Trwają przygotowania do 57. Dymarek Świętokrzyskich. Najstarsza cykliczna impreza plenerowa w regionie w tym roku będzie trwała trzy dni.
Chcemy ją ulepszać i rozwijać – mówi Małgorzata Wilk-Grzywna, dyrektor Parku Legend w Nowej Słupi.
Jak informuje wicedyrektor Parku Legend w Nowej Słupi Piotr Sepioło, oficjalnie impreza rozpocznie się w czwartek 14 sierpnia. Wtedy z rynku w Nowej Słupi wyruszy korowód rzymskich legionistów z pochodniami który wraz z mieszkańcami oraz turystami przemaszeruje na teren Muzeum Starożytnego Hutnictwa, aby uroczyście rozpalić piec dymarski.
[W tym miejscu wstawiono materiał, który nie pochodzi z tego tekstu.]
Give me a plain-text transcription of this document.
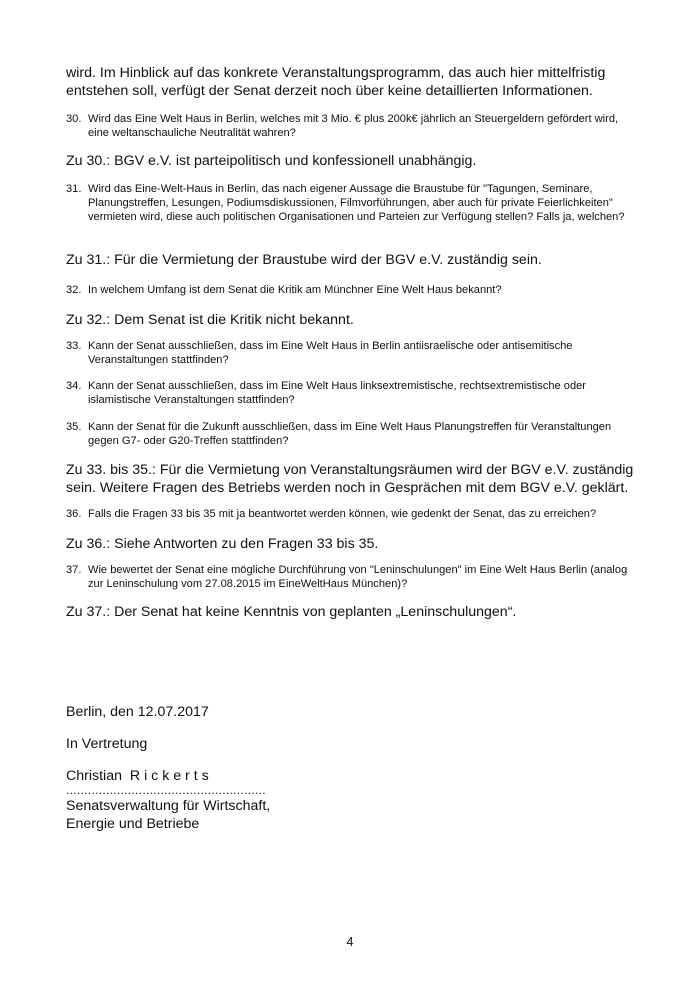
wird. Im Hinblick auf das konkrete Veranstaltungsprogramm, das auch hier mittelfristig entstehen soll, verfügt der Senat derzeit noch über keine detaillierten Informationen.

30. Wird das Eine Welt Haus in Berlin, welches mit 3 Mio. € plus 200k€ jährlich an Steuergeldern gefördert wird, eine weltanschauliche Neutralität wahren?

Zu 30.: BGV e.V. ist parteipolitisch und konfessionell unabhängig.

31. Wird das Eine-Welt-Haus in Berlin, das nach eigener Aussage die Braustube für "Tagungen, Seminare, Planungstreffen, Lesungen, Podiumsdiskussionen, Filmvorführungen, aber auch für private Feierlichkeiten" vermieten wird, diese auch politischen Organisationen und Parteien zur Verfügung stellen? Falls ja, welchen?

Zu 31.: Für die Vermietung der Braustube wird der BGV e.V. zuständig sein.

32. In welchem Umfang ist dem Senat die Kritik am Münchner Eine Welt Haus bekannt?

Zu 32.: Dem Senat ist die Kritik nicht bekannt.

33. Kann der Senat ausschließen, dass im Eine Welt Haus in Berlin antiisraelische oder antisemitische Veranstaltungen stattfinden?
34. Kann der Senat ausschließen, dass im Eine Welt Haus linksextremistische, rechtsextremistische oder islamistische Veranstaltungen stattfinden?
35. Kann der Senat für die Zukunft ausschließen, dass im Eine Welt Haus Planungstreffen für Veranstaltungen gegen G7- oder G20-Treffen stattfinden?

Zu 33. bis 35.: Für die Vermietung von Veranstaltungsräumen wird der BGV e.V. zuständig sein. Weitere Fragen des Betriebs werden noch in Gesprächen mit dem BGV e.V. geklärt.

36. Falls die Fragen 33 bis 35 mit ja beantwortet werden können, wie gedenkt der Senat, das zu erreichen?

Zu 36.: Siehe Antworten zu den Fragen 33 bis 35.

37. Wie bewertet der Senat eine mögliche Durchführung von "Leninschulungen" im Eine Welt Haus Berlin (analog zur Leninschulung vom 27.08.2015 im EineWeltHaus München)?

Zu 37.: Der Senat hat keine Kenntnis von geplanten „Leninschulungen“.

Berlin, den 12.07.2017

In Vertretung

Christian R i c k e r t s

.......................................................

Senatsverwaltung für Wirtschaft,

Energie und Betriebe

4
– Oprócz tradycyjnych elementów Dymarek, czyli archeologii, festiwalu kultury ludowej, rękodzielnictwa, tradycyjnych potraw, będą także nowości. To na przykład nowa scena z telebimami. Pojawi się także możliwość zakupienia biletów przez Internet – mówi.
Włodzimierz Szczałuba, dyrektor Muzeum Starożytnego Hutnictwa dodaje, że w trakcie wydarzenia Nowa Słupia zmieni się w obozowisko starożytnych hutników z pierwszych wieków naszej ery.
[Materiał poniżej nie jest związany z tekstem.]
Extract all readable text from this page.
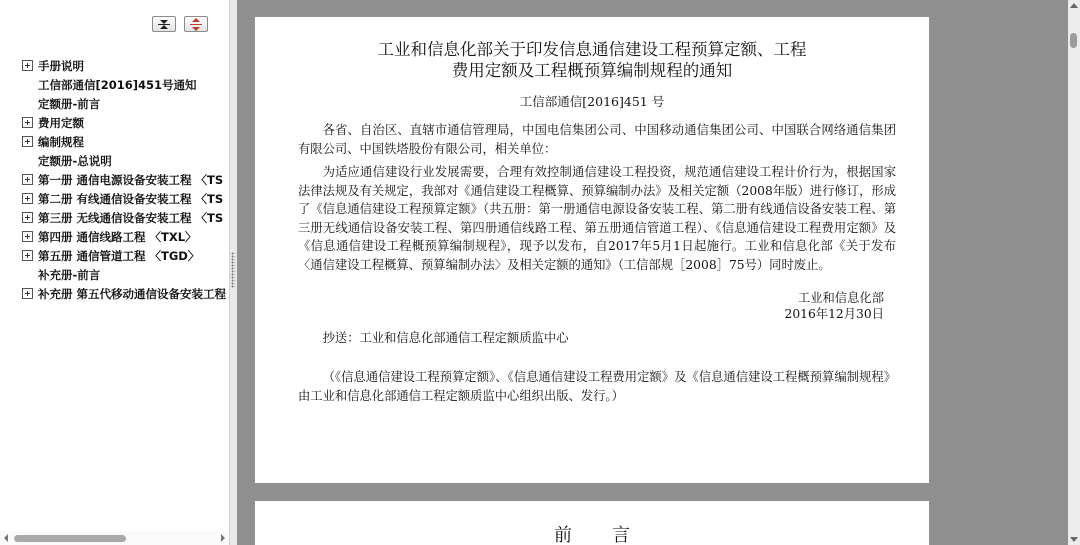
手册说明
工信部通信[2016]451号通知
定额册-前言
费用定额
编制规程
定额册-总说明
第一册 通信电源设备安装工程 〈TS
第二册 有线通信设备安装工程 〈TS
第三册 无线通信设备安装工程 〈TS
第四册 通信线路工程 〈TXL〉
第五册 通信管道工程 〈TGD〉
补充册-前言
补充册 第五代移动通信设备安装工程
工业和信息化部关于印发信息通信建设工程预算定额、工程
费用定额及工程概预算编制规程的通知
工信部通信[2016]451 号

各省、自治区、直辖市通信管理局，中国电信集团公司、中国移动通信集团公司、中国联合网络通信集团有限公司、中国铁塔股份有限公司，相关单位：

为适应通信建设行业发展需要，合理有效控制通信建设工程投资，规范通信建设工程计价行为，根据国家法律法规及有关规定，我部对《通信建设工程概算、预算编制办法》及相关定额（2008年版）进行修订，形成了《信息通信建设工程预算定额》（共五册：第一册通信电源设备安装工程、第二册有线通信设备安装工程、第三册无线通信设备安装工程、第四册通信线路工程、第五册通信管道工程）、《信息通信建设工程费用定额》及《信息通信建设工程概预算编制规程》，现予以发布，自2017年5月1日起施行。工业和信息化部《关于发布〈通信建设工程概算、预算编制办法〉及相关定额的通知》（工信部规［2008］75号）同时废止。

工业和信息化部
2016年12月30日
抄送：工业和信息化部通信工程定额质监中心

（《信息通信建设工程预算定额》、《信息通信建设工程费用定额》及《信息通信建设工程概预算编制规程》由工业和信息化部通信工程定额质监中心组织出版、发行。）

前言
– Najważniejszą częścią festiwalu archeologicznego będzie wytop żelaza. Zarówno w sobotę, jak i w niedzielę, zostaną rozbite piece dymarskie i zaprezentujemy wynik wytopu żelaza. Ten proces będzie komentowany przez specjalistów z Akademii Górniczo-Hutniczej – informuje.
Przygotowano także występy wielu artystów, dymarkowe biegi górskie, X Świętokrzyski Festiwal Kultury Ludowej oraz stoiska handlowe z pamiątkami. „Dymarki Świętokrzyskie” po raz pierwszy zorganizowano we wrześniu 1967 roku w Nowej Słupi.